As I stared at a large, shimmering beach ball that had gotten caught in a tangle of desert brush downhill from a mansion pool in Phoenix, I rekindled a forgotten plan, the late-teenage vision of being a bestselling author and living on a mountainside in Arizona. It was something that sang like chimes in the breeze when we first visited Sedona thirteen years ago–almost as if it had already happened– but then faded into red dust under the weight of many experiences and many years of heavy snowfall.
When I was eighteen, I saw someone with me on the mountain–a soul mate, some amalgam of every good quality, every smile and every joke I would come to collect like trinkets in each partner over the next thirteen years. Now, at 31, I realize that the relationship has to come from within. As a woman, you will always feel guilt– the guilt that you are not complete without a partner, spun from deep within your DNA; the guilt of whether or not to have children, as if weaving together a new family and being its gatekeeper is the only way to not be a selfish person; the inadequacy of not being self-sufficient and relying on someone else to fix the car and pay the bills, or conversely the embarrassment of having learned these things yourself because you do not have a partner.
At 31, I realize it is okay to do whatever the hell you want with your life, because you are the only person who is going to make yourself happy.

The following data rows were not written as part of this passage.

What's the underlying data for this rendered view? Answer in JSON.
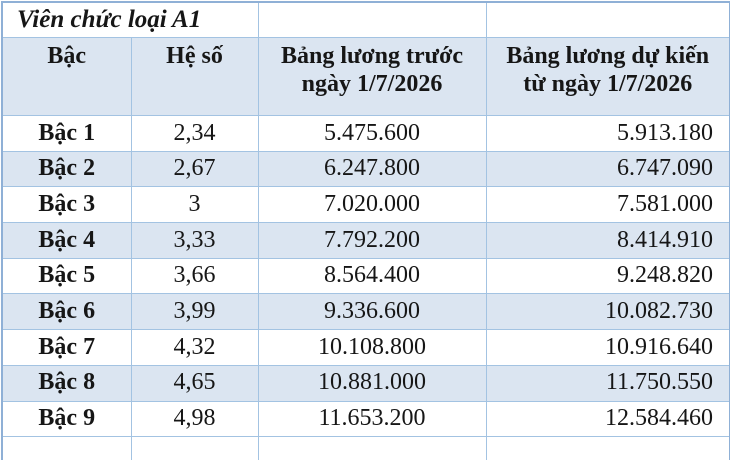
{
  "table": {
    "title": "Viên chức loại A1",
    "columns": [
      "Bậc",
      "Hệ số",
      "Bảng lương trước ngày 1/7/2026",
      "Bảng lương dự kiến từ ngày 1/7/2026"
    ],
    "rows": [
      {
        "level": "Bậc 1",
        "coefficient": "2,34",
        "salary_before": "5.475.600",
        "salary_after": "5.913.180"
      },
      {
        "level": "Bậc 2",
        "coefficient": "2,67",
        "salary_before": "6.247.800",
        "salary_after": "6.747.090"
      },
      {
        "level": "Bậc 3",
        "coefficient": "3",
        "salary_before": "7.020.000",
        "salary_after": "7.581.000"
      },
      {
        "level": "Bậc 4",
        "coefficient": "3,33",
        "salary_before": "7.792.200",
        "salary_after": "8.414.910"
      },
      {
        "level": "Bậc 5",
        "coefficient": "3,66",
        "salary_before": "8.564.400",
        "salary_after": "9.248.820"
      },
      {
        "level": "Bậc 6",
        "coefficient": "3,99",
        "salary_before": "9.336.600",
        "salary_after": "10.082.730"
      },
      {
        "level": "Bậc 7",
        "coefficient": "4,32",
        "salary_before": "10.108.800",
        "salary_after": "10.916.640"
      },
      {
        "level": "Bậc 8",
        "coefficient": "4,65",
        "salary_before": "10.881.000",
        "salary_after": "11.750.550"
      },
      {
        "level": "Bậc 9",
        "coefficient": "4,98",
        "salary_before": "11.653.200",
        "salary_after": "12.584.460"
      }
    ]
  },
  "colors": {
    "band_blue": "#dbe5f1",
    "border_blue": "#a3c3e2",
    "outer_border_blue": "#8fb0d6",
    "text": "#161616",
    "background": "#ffffff"
  }
}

It’s okay to work towards Arizona mansions. It’s okay to go back to school for a more realistic degree than what they pressured you into out of high school. It’s okay to rent instead of own, and enjoy going home to a cat and a piano and a set of paint brushes every day, and cut off your hair because it looks cuter than long hair, and have wide hips, and eat raw cookie dough, and talk to spirits (in moderation, of course). And of course, it is also okay to have a family, have no hips, and love having hair down to your waist. The only real point of life is evolve in your understanding of the world and enjoy it for its changes and opportunities, because that happiness will bring joy to those around you.
Crazy what kind of wisdom comes with soaking up some Vitamin D.